Pada Mei tahun ini, Rusia telah menempatkan lebih dari 3,000 drone kamikaze Veter di Ukraina. Sistem ini mampu mengidentifikasi target dan melakukan serangan secara otonom.

Hanya beberapa hari yang lalu, tentara Ukraina mengerahkan drone Gogol-M, sebuah drone “induk” yang dapat melakukan perjalanan hingga 300 kilometer, membawa drone lain, menghindari radar dengan terbang pada ketinggian rendah, dan memindai tanah di bawahnya untuk mendeteksi dan menyerang pasukan musuh.

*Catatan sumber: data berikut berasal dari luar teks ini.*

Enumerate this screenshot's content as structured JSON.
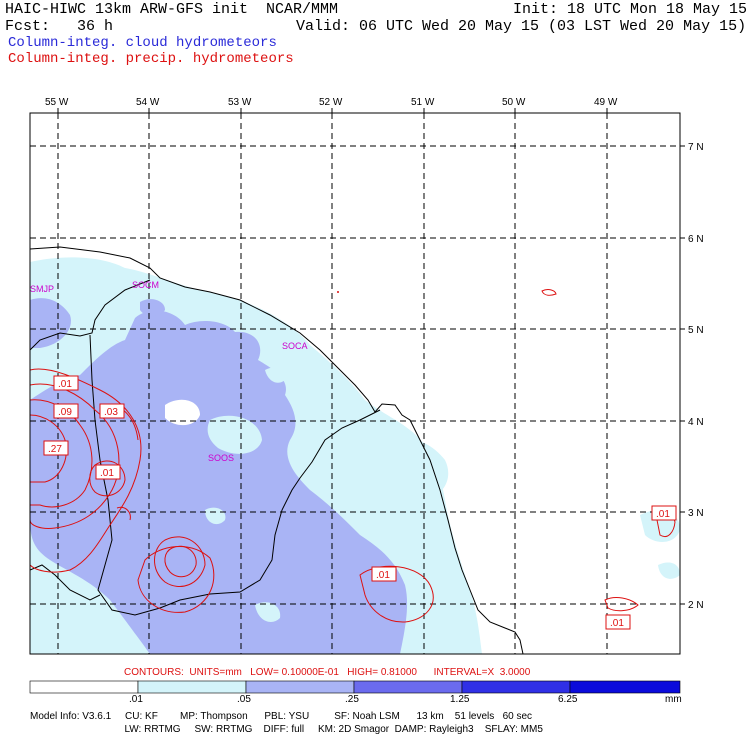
{
  "header": {
    "left_line1": "HAIC-HIWC 13km ARW-GFS init  NCAR/MMM",
    "left_line2": "Fcst:   36 h",
    "legend_cloud": "Column-integ. cloud hydrometeors",
    "legend_precip": "Column-integ. precip. hydrometeors",
    "init": "Init: 18 UTC Mon 18 May 15",
    "valid": "Valid: 06 UTC Wed 20 May 15 (03 LST Wed 20 May 15)"
  },
  "colors": {
    "cloud_legend": "#2a2ad8",
    "precip_contour": "#dd1111",
    "site_label": "#cc00cc",
    "shade_1": "#d4f4fa",
    "shade_2": "#a9b4f5",
    "shade_3": "#6b6bee",
    "shade_4": "#3030e6",
    "shade_5": "#0b0bdb"
  },
  "longitude_labels": [
    "55 W",
    "54 W",
    "53 W",
    "52 W",
    "51 W",
    "50 W",
    "49 W"
  ],
  "latitude_labels": [
    "7 N",
    "6 N",
    "5 N",
    "4 N",
    "3 N",
    "2 N"
  ],
  "sites": [
    "SMJP",
    "SOCM",
    "SOCA",
    "SOOS"
  ],
  "contour_labels": [
    ".01",
    ".09",
    ".03",
    ".27",
    ".01",
    ".01",
    ".01",
    ".01"
  ],
  "contour_info": "CONTOURS:  UNITS=mm   LOW= 0.10000E-01   HIGH= 0.81000      INTERVAL=X  3.0000",
  "colorbar": {
    "ticks": [
      ".01",
      ".05",
      ".25",
      "1.25",
      "6.25"
    ],
    "unit": "mm"
  },
  "model_info": {
    "line1": "Model Info: V3.6.1     CU: KF        MP: Thompson      PBL: YSU         SF: Noah LSM      13 km    51 levels   60 sec",
    "line2": "                                  LW: RRTMG     SW: RRTMG    DIFF: full     KM: 2D Smagor  DAMP: Rayleigh3    SFLAY: MM5"
  }
}
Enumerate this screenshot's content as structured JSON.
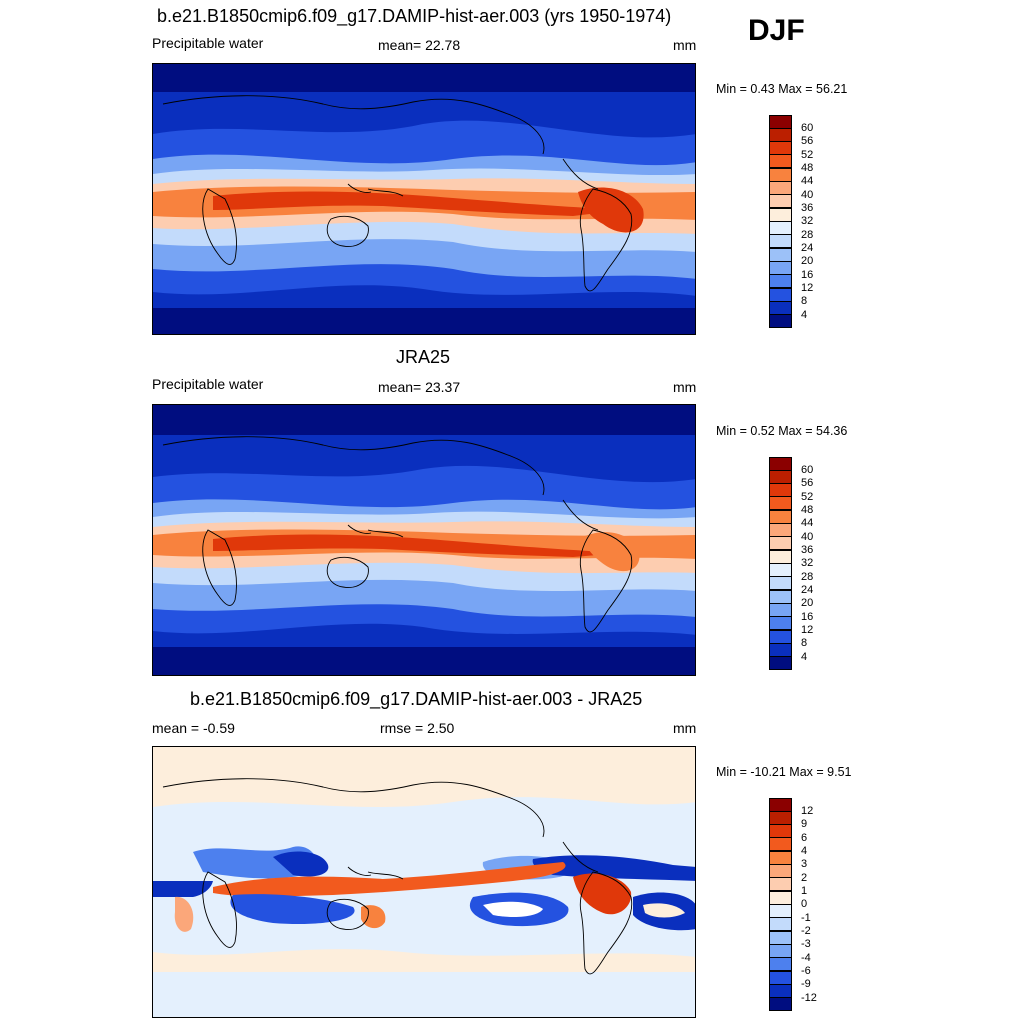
{
  "season": "DJF",
  "panels": [
    {
      "title": "b.e21.B1850cmip6.f09_g17.DAMIP-hist-aer.003 (yrs 1950-1974)",
      "left_label": "Precipitable water",
      "center_label": "mean=  22.78",
      "units": "mm",
      "minmax": "Min =   0.43 Max =  56.21",
      "scale": "full"
    },
    {
      "title": "JRA25",
      "left_label": "Precipitable water",
      "center_label": "mean=  23.37",
      "units": "mm",
      "minmax": "Min =   0.52 Max =  54.36",
      "scale": "full"
    },
    {
      "title": "b.e21.B1850cmip6.f09_g17.DAMIP-hist-aer.003 - JRA25",
      "left_label": "mean =  -0.59",
      "center_label": "rmse =   2.50",
      "units": "mm",
      "minmax": "Min = -10.21 Max =   9.51",
      "scale": "diff"
    }
  ],
  "colorbars": {
    "full": {
      "labels": [
        "60",
        "56",
        "52",
        "48",
        "44",
        "40",
        "36",
        "32",
        "28",
        "24",
        "20",
        "16",
        "12",
        "8",
        "4"
      ],
      "colors": [
        "#8b0000",
        "#bb1f00",
        "#e0380a",
        "#f25a1e",
        "#f8823e",
        "#fba77a",
        "#fdcdb0",
        "#fdeedc",
        "#e4f0fd",
        "#c3dbfb",
        "#9cc1f8",
        "#78a5f4",
        "#4d80ee",
        "#2452e0",
        "#0a2fbe",
        "#000d80"
      ]
    },
    "diff": {
      "labels": [
        "12",
        "9",
        "6",
        "4",
        "3",
        "2",
        "1",
        "0",
        "-1",
        "-2",
        "-3",
        "-4",
        "-6",
        "-9",
        "-12"
      ],
      "colors": [
        "#8b0000",
        "#bb1f00",
        "#e0380a",
        "#f25a1e",
        "#f8823e",
        "#fba77a",
        "#fdcdb0",
        "#fdeedc",
        "#e4f0fd",
        "#c3dbfb",
        "#9cc1f8",
        "#78a5f4",
        "#4d80ee",
        "#2452e0",
        "#0a2fbe",
        "#000d80"
      ]
    }
  }
}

Menurut The Guardian, setiap serangan menggunakan drone kuat ini biayanya sekitar $10,000, sedangkan sistem rudal yang menggunakan teknologi yang sedikit lebih lama bisa menghabiskan biaya antara $3 hingga $5 juta.

Startup baru Theseus dengan cepat mengumpulkan $4,3 juta setelah para pendirinya yang masih muda membagikan postingan di platform media sosial X tahun lalu, mengatakan bahwa mereka telah membangun drone dengan biaya kurang dari $500 yang bisa terbang tanpa sinyal GPS.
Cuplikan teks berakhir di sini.